Scientists have found a safer method of growing human induced-pluripotent stem cells (iPSCs) capable of repairing damaged retinal vascular tissue in mice.
The stem cells, derived from human umbilical cord-blood and coaxed into an embryonic-like state, were grown without the conventional use of viruses, which can mutate genes and initiate cancers, researchers said.
This safer method of growing the cells paves the way for a stem cell bank of cord-blood derived iPSCs to advance regenerative medicine research, researchers added.
In a study published in the journal Circulation, stem cell biologist Elias Zambidis and his colleagues described laboratory experiments with these non-viral, human retinal iPSCs, created using the virus-free method Zambidis first reported in 2011.
"We began with stem cells taken from cord-blood, which have fewer acquired mutations and little, if any, epigenetic memory, which cells accumulate as time goes on," said Zambidis, associate professor of oncology and pediatrics at the Johns Hopkins Institute for Cell Engineering and the Kimmel Cancer Center.
The scientists converted these cells to a status last experienced when they were part of six-day-old embryos.
Instead of using viruses to deliver a gene package to the cells to turn on processes that convert the cells back to stem cell states, researchers used plasmids, rings of DNA that replicate briefly inside cells and then degrade.
Next, the scientists identified high-quality, multipotent, vascular stem cells generated from these iPSC that can make a type of blood vessel-rich tissue necessary for repairing retinal and other human material.
They identified these cells by looking for cell surface proteins called CD31 and CD146.
Zambidis said that they were able to create twice as many well-functioning vascular stem cells as compared with iPSCs made with other methods, and, "more importantly these cells engrafted and integrated into functioning blood vessels in damaged mouse retina."

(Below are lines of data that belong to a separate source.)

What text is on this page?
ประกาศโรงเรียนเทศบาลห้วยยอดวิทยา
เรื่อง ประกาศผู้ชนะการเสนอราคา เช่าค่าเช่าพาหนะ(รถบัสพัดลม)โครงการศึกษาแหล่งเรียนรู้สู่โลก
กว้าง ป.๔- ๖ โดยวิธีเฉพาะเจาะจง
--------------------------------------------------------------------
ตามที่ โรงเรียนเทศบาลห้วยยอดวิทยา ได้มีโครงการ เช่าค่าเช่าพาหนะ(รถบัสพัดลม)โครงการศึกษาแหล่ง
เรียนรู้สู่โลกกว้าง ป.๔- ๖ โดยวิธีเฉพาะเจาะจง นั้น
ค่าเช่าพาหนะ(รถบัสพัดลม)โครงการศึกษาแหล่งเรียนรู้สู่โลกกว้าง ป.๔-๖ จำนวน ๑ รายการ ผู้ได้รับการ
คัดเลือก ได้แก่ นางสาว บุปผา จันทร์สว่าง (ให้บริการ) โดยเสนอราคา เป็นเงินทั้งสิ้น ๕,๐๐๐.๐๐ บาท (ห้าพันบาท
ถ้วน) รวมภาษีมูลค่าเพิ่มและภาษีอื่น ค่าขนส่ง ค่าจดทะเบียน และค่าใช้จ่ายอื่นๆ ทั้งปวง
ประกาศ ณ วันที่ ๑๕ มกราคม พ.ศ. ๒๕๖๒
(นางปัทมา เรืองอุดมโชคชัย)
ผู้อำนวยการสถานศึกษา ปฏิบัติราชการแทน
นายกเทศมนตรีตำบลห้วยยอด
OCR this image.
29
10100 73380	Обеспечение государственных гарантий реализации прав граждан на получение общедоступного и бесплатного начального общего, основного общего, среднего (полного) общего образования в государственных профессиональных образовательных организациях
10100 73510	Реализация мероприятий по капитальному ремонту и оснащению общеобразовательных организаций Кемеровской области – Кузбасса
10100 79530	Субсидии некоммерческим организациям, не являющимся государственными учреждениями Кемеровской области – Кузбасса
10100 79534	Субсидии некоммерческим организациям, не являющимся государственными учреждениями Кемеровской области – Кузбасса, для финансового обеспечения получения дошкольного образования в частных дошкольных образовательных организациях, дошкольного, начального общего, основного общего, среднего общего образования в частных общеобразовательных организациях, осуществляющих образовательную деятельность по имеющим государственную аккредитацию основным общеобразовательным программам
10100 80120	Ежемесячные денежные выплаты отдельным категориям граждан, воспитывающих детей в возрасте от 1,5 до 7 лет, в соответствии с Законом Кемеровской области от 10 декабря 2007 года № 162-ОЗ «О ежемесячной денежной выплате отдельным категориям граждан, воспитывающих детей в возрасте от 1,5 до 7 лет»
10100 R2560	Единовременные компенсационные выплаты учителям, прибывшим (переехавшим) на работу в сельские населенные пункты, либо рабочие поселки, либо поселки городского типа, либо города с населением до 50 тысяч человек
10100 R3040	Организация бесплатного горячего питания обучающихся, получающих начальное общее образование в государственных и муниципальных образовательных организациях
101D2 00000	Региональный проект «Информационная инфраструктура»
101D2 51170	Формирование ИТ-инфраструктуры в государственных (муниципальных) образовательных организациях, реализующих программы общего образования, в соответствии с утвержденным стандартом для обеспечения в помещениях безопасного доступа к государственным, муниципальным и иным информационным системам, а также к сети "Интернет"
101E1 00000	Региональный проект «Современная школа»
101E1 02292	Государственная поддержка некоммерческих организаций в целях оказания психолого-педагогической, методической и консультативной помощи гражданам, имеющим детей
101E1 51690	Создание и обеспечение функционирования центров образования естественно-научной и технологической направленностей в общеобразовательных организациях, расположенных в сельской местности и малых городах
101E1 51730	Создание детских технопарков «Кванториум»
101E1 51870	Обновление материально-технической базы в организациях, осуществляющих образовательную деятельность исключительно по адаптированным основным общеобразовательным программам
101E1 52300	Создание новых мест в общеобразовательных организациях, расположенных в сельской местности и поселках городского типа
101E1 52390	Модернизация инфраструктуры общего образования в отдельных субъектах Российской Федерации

The team injected the newly derived iPSCs into mice with damaged retinas, the light-sensitive part of the eyeball. Injections were given in the eye, the sinus cavity near the eye or into a tail vein.
When the scientists took images of the mice retinas, they found that the iPSCs, regardless of injection location, engrafted and repaired blood vessel structures in the retina.
"The blood vessels enlarged like a balloon in each of the locations where the iPSCs engrafted," said Zambidis.
The scientists said their cord blood-derived iPSCs compared very well with the ability of human embryonic-derived iPSCs to repair retinal damage.
Zambidis said there are plans to conduct additional experiments of their cells in diabetic rats, whose conditions more closely resemble human vascular damage to the retina than the mouse model used for the current study.